Só poderá haver uma explicação. Como é hábito entre nós, cuidámos tarde e preparámo-nos a correr, por isso esquecemos o valor do simbolismo na acção política. Há meses que Alemanha, Reino Unido, Itália e Espanha, para só mencionar alguns, têm vindo a estruturar os seus planos de contingência para a distribuição global e equitativa das vacinas no seu território, procurando eficácia e preservando a capacidade de intervenção dos seus serviços de Saúde. Grandes espaços foram preparados para o efeito, deslocando os cidadãos dos centros médicos e assim reduzindo contactos e oportunidades de contágio e evitando desorganizar a restante actividade clínica. E mobilização de todos os recursos, públicos, privados e outros, que serão indispensáveis numa estratégia que se pretende global. Porque o objectivo do programa de vacinação é claro – obter uma imunidade populacional tão generalizada quanto possível que reduza contágio e menorize as possibilidades de emergência de novas mutações virais – e isso depende muito do tempo, da rapidez e da amplitude da intervenção. Haverá obviamente constrangimentos, imponderáveis, da produção à disponibilização e distribuição das vacinas em cada país. Mas quanto mais prolongado for o tempo de vacinação, menor poderá ser a sua eficácia, maiores os riscos de incerteza e cansaço na população, da persistência de comportamentos inadequados, do despautério conspirativo das redes sociais e, infelizmente, maior o prolongamento da asfixia económica da sociedade.

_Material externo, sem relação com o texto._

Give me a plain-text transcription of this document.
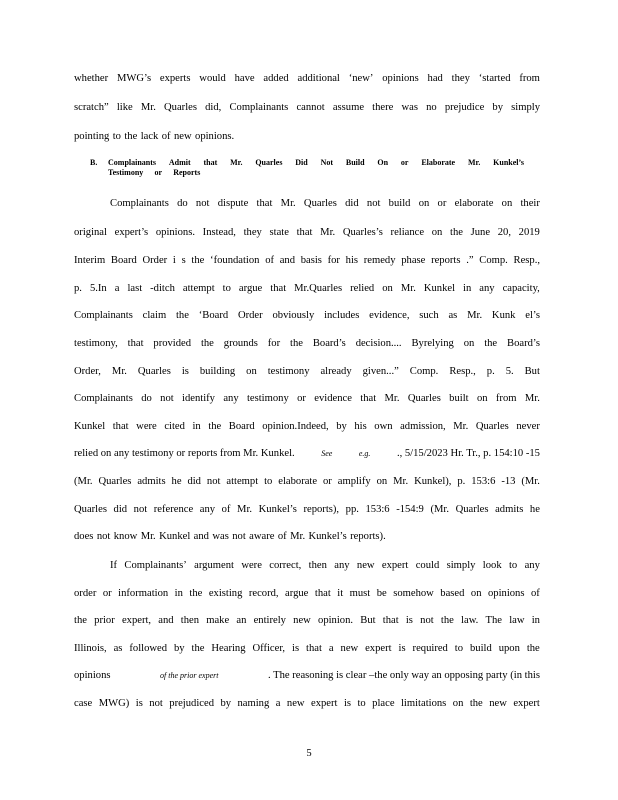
whether MWG’s experts would have added additional ‘new’ opinions had they ‘started from
scratch” like Mr. Quarles did, Complainants cannot assume there was no prejudice by simply
pointing to the lack of new opinions.
B. Complainants Admit that Mr. Quarles Did Not Build On or Elaborate Mr. Kunkel’s
Testimony or Reports
Complainants do not dispute that Mr. Quarles did not build on or elaborate on their
original expert’s opinions. Instead, they state that Mr. Quarles’s reliance on the June 20, 2019
Interim Board Order i s the ‘foundation of and basis for his remedy phase reports .” Comp. Resp.,
p. 5.In a last -ditch attempt to argue that Mr.Quarles relied on Mr. Kunkel in any capacity,
Complainants claim the ‘Board Order obviously includes evidence, such as Mr. Kunk el’s
testimony, that provided the grounds for the Board’s decision.... Byrelying on the Board’s
Order, Mr. Quarles is building on testimony already given...” Comp. Resp., p. 5. But
Complainants do not identify any testimony or evidence that Mr. Quarles built on from Mr.
Kunkel that were cited in the Board opinion.Indeed, by his own admission, Mr. Quarles never
relied on any testimony or reports from Mr. Kunkel.	See	e.g.	., 5/15/2023 Hr. Tr., p. 154:10 -15
(Mr. Quarles admits he did not attempt to elaborate or amplify on Mr. Kunkel), p. 153:6 -13 (Mr.
Quarles did not reference any of Mr. Kunkel’s reports), pp. 153:6 -154:9 (Mr. Quarles admits he
does not know Mr. Kunkel and was not aware of Mr. Kunkel’s reports).
If Complainants’ argument were correct, then any new expert could simply look to any
order or information in the existing record, argue that it must be somehow based on opinions of
the prior expert, and then make an entirely new opinion. But that is not the law. The law in
Illinois, as followed by the Hearing Officer, is that a new expert is required to build upon the
opinions	of the prior expert	. The reasoning is clear –the only way an opposing party (in this
case MWG) is not prejudiced by naming a new expert is to place limitations on the new expert
5
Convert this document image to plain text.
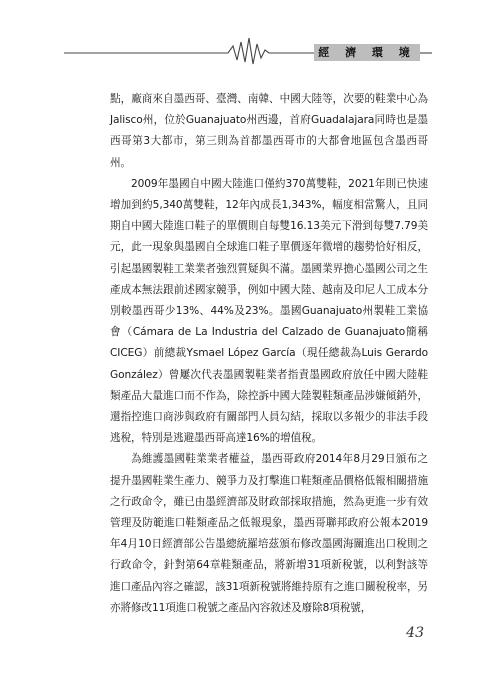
經 濟 環 境

點，廠商來自墨西哥、臺灣、南韓、中國大陸等，次要的鞋業中心為Jalisco州，位於Guanajuato州西邊，首府Guadalajara同時也是墨西哥第3大都市，第三則為首都墨西哥市的大都會地區包含墨西哥州。

2009年墨國自中國大陸進口僅約370萬雙鞋，2021年則已快速增加到約5,340萬雙鞋，12年內成長1,343%，幅度相當驚人，且同期自中國大陸進口鞋子的單價則自每雙16.13美元下滑到每雙7.79美元，此一現象與墨國自全球進口鞋子單價逐年微增的趨勢恰好相反，引起墨國製鞋工業業者強烈質疑與不滿。墨國業界擔心墨國公司之生產成本無法跟前述國家競爭，例如中國大陸、越南及印尼人工成本分別較墨西哥少13%、44%及23%。墨國Guanajuato州製鞋工業協會（Cámara de La Industria del Calzado de Guanajuato簡稱CICEG）前總裁Ysmael López García（現任總裁為Luis Gerardo González）曾屢次代表墨國製鞋業者指責墨國政府放任中國大陸鞋類產品大量進口而不作為，除控訴中國大陸製鞋類產品涉嫌傾銷外，還指控進口商涉與政府有關部門人員勾結，採取以多報少的非法手段逃稅，特別是逃避墨西哥高達16%的增值稅。

為維護墨國鞋業業者權益，墨西哥政府2014年8月29日頒布之提升墨國鞋業生產力、競爭力及打擊進口鞋類產品價格低報相關措施之行政命令，雖已由墨經濟部及財政部採取措施，然為更進一步有效管理及防範進口鞋類產品之低報現象，墨西哥聯邦政府公報本2019年4月10日經濟部公告墨總統羅培茲頒布修改墨國海關進出口稅則之行政命令，針對第64章鞋類產品，將新增31項新稅號，以利對該等進口產品內容之確認，該31項新稅號將維持原有之進口關稅稅率，另亦將修改11項進口稅號之產品內容敘述及廢除8項稅號，

43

Estes dias foram, sem dúvida, um ponto de viragem, um turning point que celebramos, mas não são a vitória. São enormes os problemas da sociedade portuguesa agora substancialmente agravados pelas consequências desta pandemia que marcou 2020, ano terrível – hopes expiring in a low and dishonest year!, parafraseando Vasco Pulido Valente (VPV), cujas crónicas foram perda irreparável, com a sua citação de WH Auden que adaptei. A Esperança renasceu e o mês frio de Dezembro trouxe-nos três grandes momentos de júbilo. Primeiro, as vacinas, um extraordinário feito da comunidade científica e da indústria farmacêutica sem par na história da Medicina, só possível pela cooperação e partilha do conhecimento sem barreiras nem fronteiras, físicas ou ideológicas. Segundo, o reforço da Europa, e a cooperação com o Reino Unido, que foi o garante da Liberdade e Democracia in the darkest hour, parceiro insubstituível que o acordo do “Brexit" finalmente consubstancia e, em terceiro lugar, a confirmação da vitória democrata nos Estados Unidos, perante a mais absurda e descabida investida totalitária na pátria constitucional dos direitos e deveres! Assim saibamos merecer esta nova oportunidade num novo Ano que seja de mudança, desenvolvimento, lucidez e tranquilidade!